First Published: 19:18 IST(12/11/2011)
Last Updated: 19:20 IST(12/11/2011)
Apex court to hear plea against N-plants Monday
The Supreme Court will ON Monday hear a petition seeking to restrain
the central government from setting up any new nuclear plants till an
analysis of their safety and cost benefits is carried out.
An apex court bench of Chief Justice SH Kapadia, Justice AK Patnaik
and Justice Swatanter Kumar would hear the petition by NGOs Common
Cause, Centre for Public Interest Litigation, 12 former bureaucrats,
including former cabinet secretary TSR Subramanian and former Indian
Navy chief Admiral Laxminarayan Ramdas.
The petitioners opposed the setting up of nuclear plants that India
planned to build in association with other countries in the wake of
India-US nuclear deal.
Under "the pressure of foreign countries and the multi-billion dollar
nuclear industry, the government has been pushing forward an
expensive, unviable and dangerous nuclear power programme without
proper safety assessment and without a thorough comparative
cost-benefit analysis vis-a-vis other sources of energy, especially
renewable sources", said the petition.
"The recent Fukushima nuclear disaster in Japan has turned out far
graver than originally feared. The reactors and overheated spent-fuel
pools have spewed radioactivity that has now spread over hundreds of
square kilometre. Tens of thousands of people have had to be evacuated
from a 30 km radius and beyond," the petition said.
The disaster would cost Japan hundreds of billions of dollars and make
a large area uninhabitable. The cost of repairs and finding new
sources of electricity were estimated to be more than a whopping $25
billion. The Fukushima disaster highlighted, 25 years after the
Chernobyl nuclear disaster in the Ukraine April 26, 1986, the inherent
hazards of nuclear power generation, the petition said.

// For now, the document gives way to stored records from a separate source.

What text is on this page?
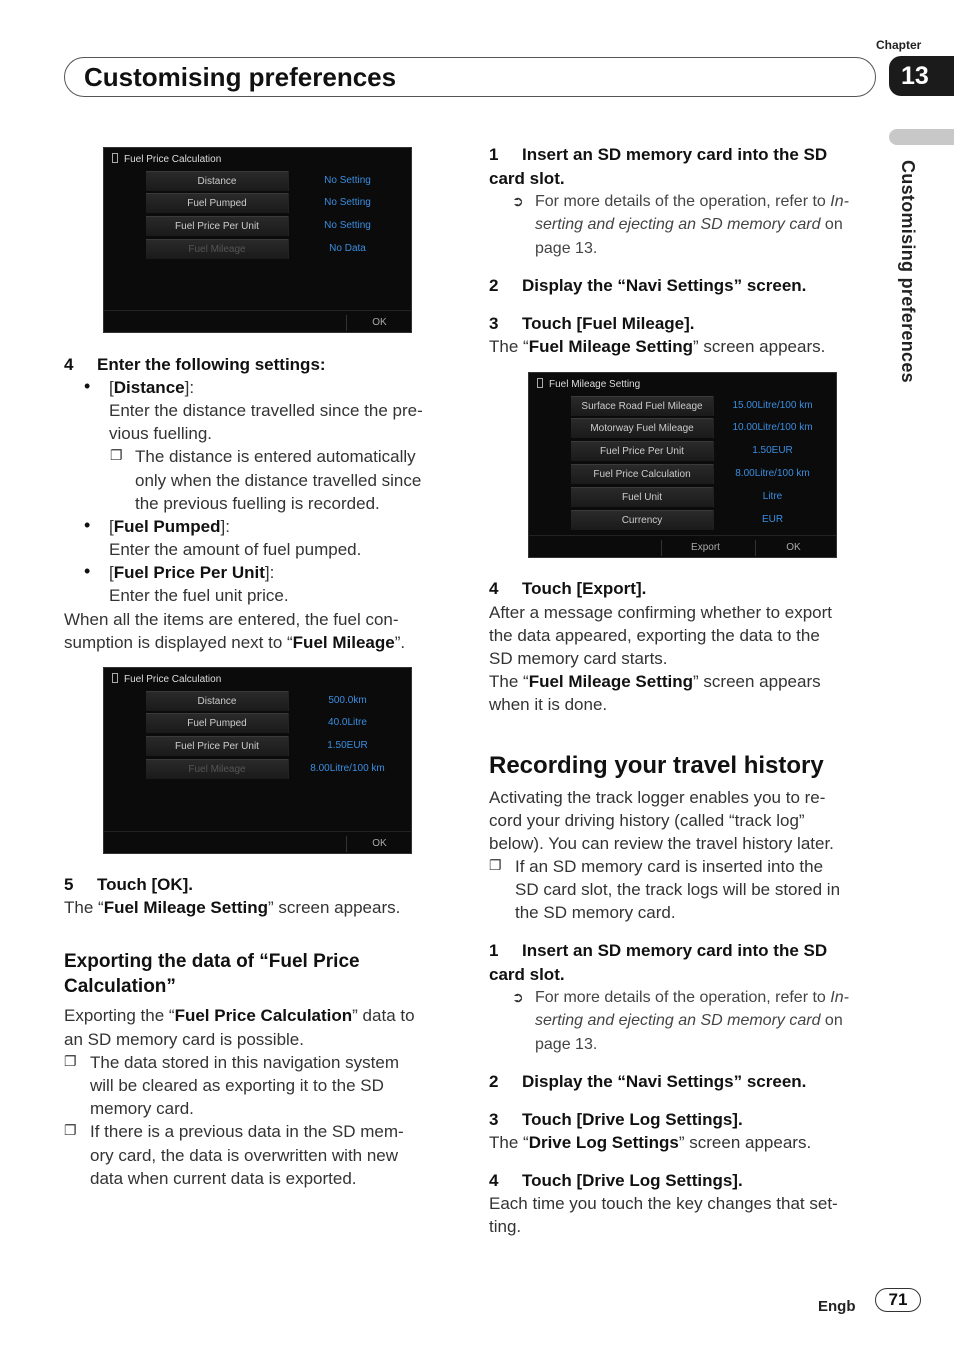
Chapter
Customising preferences	13
Customising preferences
Fuel Price Calculation
Distance	No Setting
Fuel Pumped	No Setting
Fuel Price Per Unit	No Setting
Fuel Mileage	No Data
OK
4 Enter the following settings:
• [Distance]:
Enter the distance travelled since the pre-
vious fuelling.
❐ The distance is entered automatically
only when the distance travelled since
the previous fuelling is recorded.
• [Fuel Pumped]:
Enter the amount of fuel pumped.
• [Fuel Price Per Unit]:
Enter the fuel unit price.
When all the items are entered, the fuel con-
sumption is displayed next to “Fuel Mileage”.
Fuel Price Calculation
Distance	500.0km
Fuel Pumped	40.0Litre
Fuel Price Per Unit	1.50EUR
Fuel Mileage	8.00Litre/100 km
OK
5 Touch [OK].
The “Fuel Mileage Setting” screen appears.
Exporting the data of “Fuel Price
Calculation”
Exporting the “Fuel Price Calculation” data to
an SD memory card is possible.
❐ The data stored in this navigation system
will be cleared as exporting it to the SD
memory card.
❐ If there is a previous data in the SD mem-
ory card, the data is overwritten with new
data when current data is exported.
1 Insert an SD memory card into the SD
card slot.
➲ For more details of the operation, refer to In-
serting and ejecting an SD memory card on
page 13.
2 Display the “Navi Settings” screen.
3 Touch [Fuel Mileage].
The “Fuel Mileage Setting” screen appears.
Fuel Mileage Setting
Surface Road Fuel Mileage	15.00Litre/100 km
Motorway Fuel Mileage	10.00Litre/100 km
Fuel Price Per Unit	1.50EUR
Fuel Price Calculation	8.00Litre/100 km
Fuel Unit	Litre
Currency	EUR
Export	OK
4 Touch [Export].
After a message confirming whether to export
the data appeared, exporting the data to the
SD memory card starts.
The “Fuel Mileage Setting” screen appears
when it is done.
Recording your travel history
Activating the track logger enables you to re-
cord your driving history (called “track log”
below). You can review the travel history later.
❐ If an SD memory card is inserted into the
SD card slot, the track logs will be stored in
the SD memory card.
1 Insert an SD memory card into the SD
card slot.
➲ For more details of the operation, refer to In-
serting and ejecting an SD memory card on
page 13.
2 Display the “Navi Settings” screen.
3 Touch [Drive Log Settings].
The “Drive Log Settings” screen appears.
4 Touch [Drive Log Settings].
Each time you touch the key changes that set-
ting.
Engb	71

It referred to reports which said that the legacy of radiation at
Chernobyl would last centuries and claim hundreds of thousand more
victims than in Japan's Hiroshima and Nagasaki cities, where atom
bombs were dropped in 1945 to end World War II.

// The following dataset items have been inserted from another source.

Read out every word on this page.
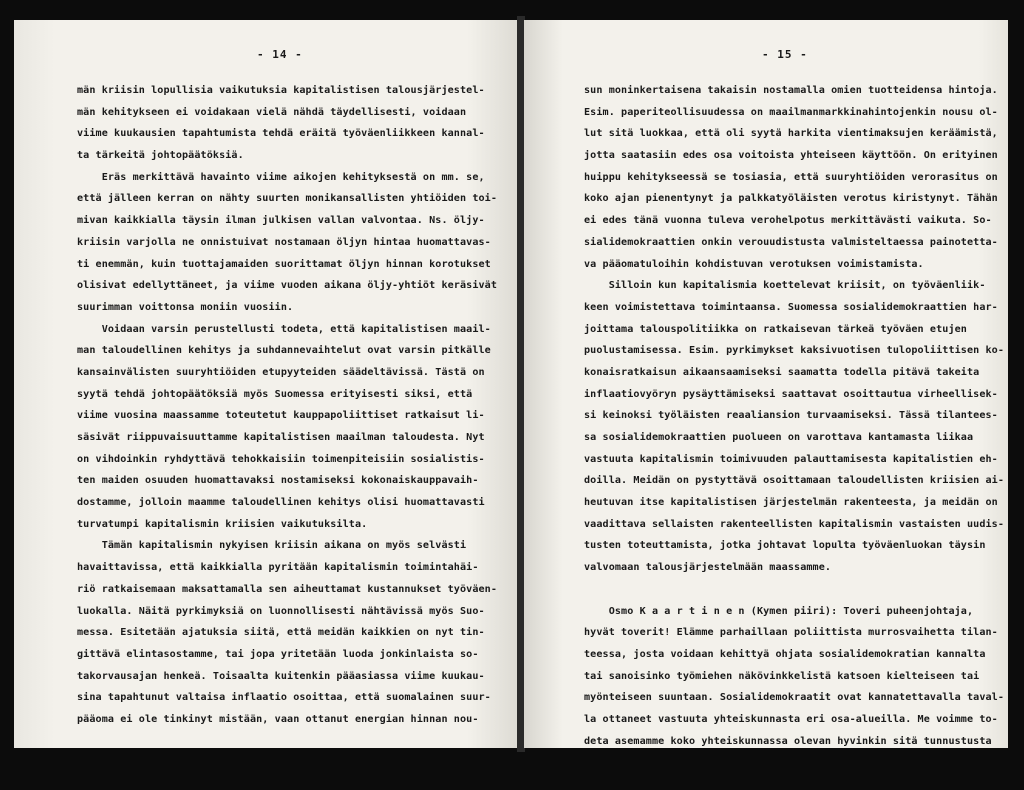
- 14 -
män kriisin lopullisia vaikutuksia kapitalistisen talousjärjestel-
män kehitykseen ei voidakaan vielä nähdä täydellisesti, voidaan
viime kuukausien tapahtumista tehdä eräitä työväenliikkeen kannal-
ta tärkeitä johtopäätöksiä.
Eräs merkittävä havainto viime aikojen kehityksestä on mm. se,
että jälleen kerran on nähty suurten monikansallisten yhtiöiden toi-
mivan kaikkialla täysin ilman julkisen vallan valvontaa. Ns. öljy-
kriisin varjolla ne onnistuivat nostamaan öljyn hintaa huomattavas-
ti enemmän, kuin tuottajamaiden suorittamat öljyn hinnan korotukset
olisivat edellyttäneet, ja viime vuoden aikana öljy-yhtiöt keräsivät
suurimman voittonsa moniin vuosiin.
Voidaan varsin perustellusti todeta, että kapitalistisen maail-
man taloudellinen kehitys ja suhdannevaihtelut ovat varsin pitkälle
kansainvälisten suuryhtiöiden etupyyteiden säädeltävissä. Tästä on
syytä tehdä johtopäätöksiä myös Suomessa erityisesti siksi, että
viime vuosina maassamme toteutetut kauppapoliittiset ratkaisut li-
säsivät riippuvaisuuttamme kapitalistisen maailman taloudesta. Nyt
on vihdoinkin ryhdyttävä tehokkaisiin toimenpiteisiin sosialistis-
ten maiden osuuden huomattavaksi nostamiseksi kokonaiskauppavaih-
dostamme, jolloin maamme taloudellinen kehitys olisi huomattavasti
turvatumpi kapitalismin kriisien vaikutuksilta.
Tämän kapitalismin nykyisen kriisin aikana on myös selvästi
havaittavissa, että kaikkialla pyritään kapitalismin toimintahäi-
riö ratkaisemaan maksattamalla sen aiheuttamat kustannukset työväen-
luokalla. Näitä pyrkimyksiä on luonnollisesti nähtävissä myös Suo-
messa. Esitetään ajatuksia siitä, että meidän kaikkien on nyt tin-
gittävä elintasostamme, tai jopa yritetään luoda jonkinlaista so-
takorvausajan henkeä. Toisaalta kuitenkin pääasiassa viime kuukau-
sina tapahtunut valtaisa inflaatio osoittaa, että suomalainen suur-
pääoma ei ole tinkinyt mistään, vaan ottanut energian hinnan nou-
- 15 -
sun moninkertaisena takaisin nostamalla omien tuotteidensa hintoja.
Esim. paperiteollisuudessa on maailmanmarkkinahintojenkin nousu ol-
lut sitä luokkaa, että oli syytä harkita vientimaksujen keräämistä,
jotta saatasiin edes osa voitoista yhteiseen käyttöön. On erityinen
huippu kehitykseessä se tosiasia, että suuryhtiöiden verorasitus on
koko ajan pienentynyt ja palkkatyöläisten verotus kiristynyt. Tähän
ei edes tänä vuonna tuleva verohelpotus merkittävästi vaikuta. So-
sialidemokraattien onkin verouudistusta valmisteltaessa painotetta-
va pääomatuloihin kohdistuvan verotuksen voimistamista.
Silloin kun kapitalismia koettelevat kriisit, on työväenliik-
keen voimistettava toimintaansa. Suomessa sosialidemokraattien har-
joittama talouspolitiikka on ratkaisevan tärkeä työväen etujen
puolustamisessa. Esim. pyrkimykset kaksivuotisen tulopoliittisen ko-
konaisratkaisun aikaansaamiseksi saamatta todella pitävä takeita
inflaatiovyöryn pysäyttämiseksi saattavat osoittautua virheellisek-
si keinoksi työläisten reaaliansion turvaamiseksi. Tässä tilantees-
sa sosialidemokraattien puolueen on varottava kantamasta liikaa
vastuuta kapitalismin toimivuuden palauttamisesta kapitalistien eh-
doilla. Meidän on pystyttävä osoittamaan taloudellisten kriisien ai-
heutuvan itse kapitalistisen järjestelmän rakenteesta, ja meidän on
vaadittava sellaisten rakenteellisten kapitalismin vastaisten uudis-
tusten toteuttamista, jotka johtavat lopulta työväenluokan täysin
valvomaan talousjärjestelmään maassamme.
Osmo K a a r t i n e n (Kymen piiri): Toveri puheenjohtaja,
hyvät toverit! Elämme parhaillaan poliittista murrosvaihetta tilan-
teessa, josta voidaan kehittyä ohjata sosialidemokratian kannalta
tai sanoisinko työmiehen näkövinkkelistä katsoen kielteiseen tai
myönteiseen suuntaan. Sosialidemokraatit ovat kannatettavalla taval-
la ottaneet vastuuta yhteiskunnasta eri osa-alueilla. Me voimme to-
deta asemamme koko yhteiskunnassa olevan hyvinkin sitä tunnustusta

"Even a highly industrialised country with a good industrial safety
record like Japan could not anticipate and control these hazards.
After the Fukushima disaster Germany, Italy and Switzerland have
announced a complete withdrawal from further use of nuclear power.
Japan is also considering phasing out its nuclear plants," the
The petition said that not only does India have a poor industrial
safety track record but also a dismal post-disaster management system
as was evident from the 1984 Bhopal gas tragedy and from numerous
railway accidents and earthquakes.
"If, for example, people from within 30 km radius of the nuclear plant
in Narora, Uttar Pradesh, (which is about 150 km from Delhi) have to
be evacuated, then that would mean rehabilitating tens of millions of
internal refugees, which in all likelihood would prove to be
impossible," it said.
In the aftermath of the Fukushima disaster, the secretary of the
Department of Atomic Energy, who is also the chairman of the Atomic
Energy Commission, said that Indian nuclear plants were "one hundred
percent safe", the petition said.
"Such a statement without being based on facts or on assessment is
intended to mislead the people in this county. It also shows that the
Indian establishment has completely shut its eyes to the issue of
nuclear safety," the petition said.
"Most of the nuclear reactors and equipment for which import orders
are being made are of extremely dubious quality and safety standards,"
the petition said.
The petition pointed to the proposed "Jaitapur nuclear power plant
(considered to be the world's largest) as a case study to highlight
the mindless decision-making in recent times".
While seeking to declare the Civil Liability for Nuclear Damage Act,
2010 as unconstitutional, the petitioners sought the setting up of an
independent expert body to conduct a thorough safety assessment of all
existing and proposed nuclear facilities and cost benefit analysis of
nuclear power vis-a-vis other sources of energy.